Michele Kelm-Helgen, MSFA chairwoman, announced the mediation dates at Friday’s board meeting, which also included the usual updates on new spending, construction progress and minority hiring at the site of the $1.1 billion Vikings’ U.S. Bank Stadium, the largest public-private effort in state history.
The MSFA, the public authority with appointed members, oversees the project on behalf of taxpayers, who are covering half the cost of the project on the eastern end of downtown Minneapolis. Team co-owners Mark and Zygi Wilf are covering the other half.
“I think everybody is looking forward to getting into that proceeding and moving past that process,” Kelm-Helgen said of the mediation.
Whether Mortenson shares her optimism was unclear. In his update to the board, construction executive Eric Grenz didn’t discuss the mediation.
On Aug. 5, Mortenson requested mediation over $15 million in costs the Minneapolis-based firm claims it’s owed for changes to the original stadium design. The MSFA says Mortenson isn’t owed anything.
The mediation request is highly unusual — almost unheard of — for Mortenson, which prides itself on resolving issues privately.
Mediation is the first step. If an agreement isn’t reached, an arbitrator could be called in to make a deal that would be binding to all.
The dispute already has proved stubborn.
MSFA and Mortenson have been in closed-door discussions for more than a year. Two subcontractors recently wrote to the MSFA pleading for a resolution, saying the lack of payment was pushing them to bankruptcy. Mortenson has since paid the subcontractors itself rather than wait out the mediation.

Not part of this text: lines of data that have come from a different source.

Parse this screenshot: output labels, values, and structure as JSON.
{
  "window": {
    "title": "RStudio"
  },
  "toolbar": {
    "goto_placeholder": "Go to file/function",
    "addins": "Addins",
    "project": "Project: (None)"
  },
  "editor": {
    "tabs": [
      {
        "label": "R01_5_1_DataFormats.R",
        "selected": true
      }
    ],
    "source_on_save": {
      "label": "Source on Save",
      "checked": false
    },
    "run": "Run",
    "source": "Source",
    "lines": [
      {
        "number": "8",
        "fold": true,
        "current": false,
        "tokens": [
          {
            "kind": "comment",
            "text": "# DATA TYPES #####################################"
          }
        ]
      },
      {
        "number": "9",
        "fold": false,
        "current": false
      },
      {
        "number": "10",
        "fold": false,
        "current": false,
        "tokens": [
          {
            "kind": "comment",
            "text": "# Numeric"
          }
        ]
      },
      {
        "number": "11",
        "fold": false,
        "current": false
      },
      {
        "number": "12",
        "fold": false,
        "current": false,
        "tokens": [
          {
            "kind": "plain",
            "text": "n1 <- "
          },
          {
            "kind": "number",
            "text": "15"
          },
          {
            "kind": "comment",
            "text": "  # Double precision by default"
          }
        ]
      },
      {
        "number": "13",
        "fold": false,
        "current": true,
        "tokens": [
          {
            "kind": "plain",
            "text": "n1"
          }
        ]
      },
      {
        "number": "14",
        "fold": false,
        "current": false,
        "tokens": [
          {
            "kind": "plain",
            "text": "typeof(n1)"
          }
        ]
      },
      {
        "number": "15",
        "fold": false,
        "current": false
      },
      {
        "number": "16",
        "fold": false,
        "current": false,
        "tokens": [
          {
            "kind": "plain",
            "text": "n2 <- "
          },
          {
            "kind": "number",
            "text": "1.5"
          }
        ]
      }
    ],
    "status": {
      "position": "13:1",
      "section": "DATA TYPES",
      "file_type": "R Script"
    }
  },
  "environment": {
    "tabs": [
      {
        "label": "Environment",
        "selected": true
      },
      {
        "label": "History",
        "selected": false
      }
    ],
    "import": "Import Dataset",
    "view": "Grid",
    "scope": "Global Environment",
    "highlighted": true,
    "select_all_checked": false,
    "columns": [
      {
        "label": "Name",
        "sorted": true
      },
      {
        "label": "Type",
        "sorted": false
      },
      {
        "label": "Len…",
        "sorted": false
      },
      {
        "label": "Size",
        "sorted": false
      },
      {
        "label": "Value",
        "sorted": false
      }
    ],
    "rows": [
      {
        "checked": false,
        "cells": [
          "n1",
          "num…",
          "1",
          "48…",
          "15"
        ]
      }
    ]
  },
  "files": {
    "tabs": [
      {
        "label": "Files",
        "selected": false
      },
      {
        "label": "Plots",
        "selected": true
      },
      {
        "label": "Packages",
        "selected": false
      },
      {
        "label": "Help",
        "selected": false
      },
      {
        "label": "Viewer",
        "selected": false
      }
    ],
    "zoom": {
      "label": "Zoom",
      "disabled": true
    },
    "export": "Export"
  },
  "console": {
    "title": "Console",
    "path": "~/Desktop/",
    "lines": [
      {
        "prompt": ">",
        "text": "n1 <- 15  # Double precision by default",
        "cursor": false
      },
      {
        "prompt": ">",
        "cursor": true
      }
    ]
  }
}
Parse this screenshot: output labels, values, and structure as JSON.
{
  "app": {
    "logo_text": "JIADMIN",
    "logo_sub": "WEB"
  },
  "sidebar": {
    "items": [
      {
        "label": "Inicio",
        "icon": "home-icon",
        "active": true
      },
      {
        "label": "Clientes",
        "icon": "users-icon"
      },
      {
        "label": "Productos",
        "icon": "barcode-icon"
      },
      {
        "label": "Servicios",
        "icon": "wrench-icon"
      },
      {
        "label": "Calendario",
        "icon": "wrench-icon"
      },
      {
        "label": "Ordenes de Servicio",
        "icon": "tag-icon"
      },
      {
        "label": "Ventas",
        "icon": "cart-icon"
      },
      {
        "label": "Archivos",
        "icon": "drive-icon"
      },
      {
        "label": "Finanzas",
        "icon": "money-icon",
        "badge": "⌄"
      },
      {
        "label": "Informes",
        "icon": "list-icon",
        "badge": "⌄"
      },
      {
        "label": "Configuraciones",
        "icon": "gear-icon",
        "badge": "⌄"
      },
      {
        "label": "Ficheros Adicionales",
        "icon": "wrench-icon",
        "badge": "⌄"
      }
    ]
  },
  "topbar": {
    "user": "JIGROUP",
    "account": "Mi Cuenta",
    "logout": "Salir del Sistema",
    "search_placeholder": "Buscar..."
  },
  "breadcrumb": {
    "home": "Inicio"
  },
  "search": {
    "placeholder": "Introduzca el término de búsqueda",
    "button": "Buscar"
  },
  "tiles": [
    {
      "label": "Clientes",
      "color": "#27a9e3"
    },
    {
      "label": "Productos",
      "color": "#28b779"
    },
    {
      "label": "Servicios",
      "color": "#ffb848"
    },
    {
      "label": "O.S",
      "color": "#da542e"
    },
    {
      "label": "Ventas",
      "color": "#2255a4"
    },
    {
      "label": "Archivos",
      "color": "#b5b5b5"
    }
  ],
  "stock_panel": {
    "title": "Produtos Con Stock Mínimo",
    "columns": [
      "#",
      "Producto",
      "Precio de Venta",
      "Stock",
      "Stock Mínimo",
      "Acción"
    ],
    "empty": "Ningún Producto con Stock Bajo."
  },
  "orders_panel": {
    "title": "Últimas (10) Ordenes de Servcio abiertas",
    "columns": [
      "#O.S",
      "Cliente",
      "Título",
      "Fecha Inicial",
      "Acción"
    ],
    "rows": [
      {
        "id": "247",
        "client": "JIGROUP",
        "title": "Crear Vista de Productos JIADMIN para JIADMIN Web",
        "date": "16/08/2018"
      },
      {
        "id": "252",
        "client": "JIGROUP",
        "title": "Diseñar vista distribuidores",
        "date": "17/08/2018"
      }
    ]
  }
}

The project remains on time to open for the 2016 season. Grenz said 75 percent of building work and materials have been billed. The workforce also has reached its zenith of about 1,400 workers daily. Those numbers will steadily decline.
The latest development on the site: Workers installed and manually opened one of the signature pivoting doors on the western side of the stadium. Grenz said the glass will go in next month. Grenz also said the first freight elevator has been installed and is working.
In another action, the authority approved allowing the Vikings to spend an extra $130,546 to upgrade water fountains. “The water will be colder and you’ll be able to refill your water bottles,” MSFA executive director Ted Mondale said, adding that the change is significant for roller-bladers and youth baseball players who will use the space.
The board also received the equity update indicating the project remains ahead of the targets. At the end of August, 37 percent of the workers were members of minority groups, 9 percent were women and 4 percent were veterans.